A second case has been brought by a man who claims he was subjected to the deep interrogation method as a teenager in 1972.
Similar proceedings have already been issued by Liam Holden, the last man in Northern Ireland to receive the death sentence.
Their civil actions against the Ministry of Defence (MoD) and the Chief Constable of the PSNI are due for trial at the High Court in June.
Both men allege they were tortured by soldiers during questioning at Black Mountain Barracks in Belfast.
Their solicitor, Patricia Coyle, said: "The identification of a second plaintiff who makes similar allegations against the British Army, involving the use of waterboarding at the same venue and around the same time in 1972, indicates that there may be a pattern of the use of this technique for in depth interrogation."
Mr Holden, 66, was sentenced to hang for the killing of a British solider in west Belfast in 1972.
The death penalty was commuted to life in prison before a 40-year fight to clear his name resulted in his murder conviction being quashed in 2012.
The widowed father-of-two, who always maintained the military subjected him to water torture and death threats to extract a confession for the shooting of Private Frank Bell, then launched a civil claim against the MoD and police.
According to Ms Coyle freshly discovered documents have resulted in other alleged victims being traced.
They include a detailed statement of evidence from the mother of the second, unidentified plaintiff about the distress, trauma and consequences of the in depth interrogation he was said to have endured at the age of 17.
Both men claim they were targeted by the army for arrest. Their writs feature allegations of the military's use of the waterboarding, and misconduct in public office by the members of interrogation units involved.

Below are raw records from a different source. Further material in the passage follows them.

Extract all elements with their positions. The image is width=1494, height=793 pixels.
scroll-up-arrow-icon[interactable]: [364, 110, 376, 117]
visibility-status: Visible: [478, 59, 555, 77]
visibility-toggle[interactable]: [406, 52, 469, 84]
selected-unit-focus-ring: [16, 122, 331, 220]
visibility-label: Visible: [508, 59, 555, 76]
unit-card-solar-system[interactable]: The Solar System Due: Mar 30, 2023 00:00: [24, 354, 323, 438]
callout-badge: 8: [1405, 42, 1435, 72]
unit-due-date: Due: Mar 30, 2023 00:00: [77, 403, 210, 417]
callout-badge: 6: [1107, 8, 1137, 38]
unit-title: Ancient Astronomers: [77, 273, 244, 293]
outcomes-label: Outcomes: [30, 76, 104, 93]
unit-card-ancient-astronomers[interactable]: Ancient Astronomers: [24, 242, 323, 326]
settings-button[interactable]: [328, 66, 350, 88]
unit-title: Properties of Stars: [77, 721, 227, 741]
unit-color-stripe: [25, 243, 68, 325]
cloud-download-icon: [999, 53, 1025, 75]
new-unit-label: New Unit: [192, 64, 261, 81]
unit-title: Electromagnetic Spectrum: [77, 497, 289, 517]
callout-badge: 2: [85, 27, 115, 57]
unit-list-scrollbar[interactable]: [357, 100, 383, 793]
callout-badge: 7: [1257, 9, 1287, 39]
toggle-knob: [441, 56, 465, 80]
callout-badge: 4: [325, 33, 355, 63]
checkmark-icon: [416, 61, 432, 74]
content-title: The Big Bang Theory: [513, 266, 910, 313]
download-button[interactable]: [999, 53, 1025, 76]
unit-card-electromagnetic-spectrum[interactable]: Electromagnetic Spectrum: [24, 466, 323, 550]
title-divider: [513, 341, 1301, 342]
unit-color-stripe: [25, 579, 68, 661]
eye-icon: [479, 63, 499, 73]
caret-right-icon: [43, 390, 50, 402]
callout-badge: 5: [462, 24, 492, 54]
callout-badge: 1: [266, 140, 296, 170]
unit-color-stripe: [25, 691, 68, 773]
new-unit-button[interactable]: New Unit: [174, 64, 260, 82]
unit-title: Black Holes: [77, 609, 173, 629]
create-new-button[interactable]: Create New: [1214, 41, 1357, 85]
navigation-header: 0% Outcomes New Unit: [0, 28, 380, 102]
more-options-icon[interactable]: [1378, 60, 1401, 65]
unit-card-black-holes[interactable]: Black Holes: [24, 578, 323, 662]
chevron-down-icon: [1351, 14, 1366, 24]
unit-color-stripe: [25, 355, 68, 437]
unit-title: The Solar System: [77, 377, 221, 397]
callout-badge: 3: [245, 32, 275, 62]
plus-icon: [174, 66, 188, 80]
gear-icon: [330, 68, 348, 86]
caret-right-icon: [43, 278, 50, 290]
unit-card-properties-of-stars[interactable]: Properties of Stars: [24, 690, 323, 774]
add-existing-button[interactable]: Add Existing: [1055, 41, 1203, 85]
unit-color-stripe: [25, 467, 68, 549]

Lawyers contend that an MoD Internal Security Operations Directive which required Cabinet approval when issued in August 1972 for detentions and interrogations circumvented the domestic law in Northern Ireland at the time.
Ms Coyle said: "There may also be a pattern of the use by the MoD of the Directive to target, arrest and subject young men to depth interrogation with the possible prior authorisation of Government Ministers at Westminster at the time."
She added: "It will be open to the High Court in Belfast, on hearing the evidence of both Mr Holden and the second plaintiff at the civil trial, to conclude whether it is more likely than not that waterboarding took place in both instances.
"Both my clients welcome the opportunity to present their case to the court."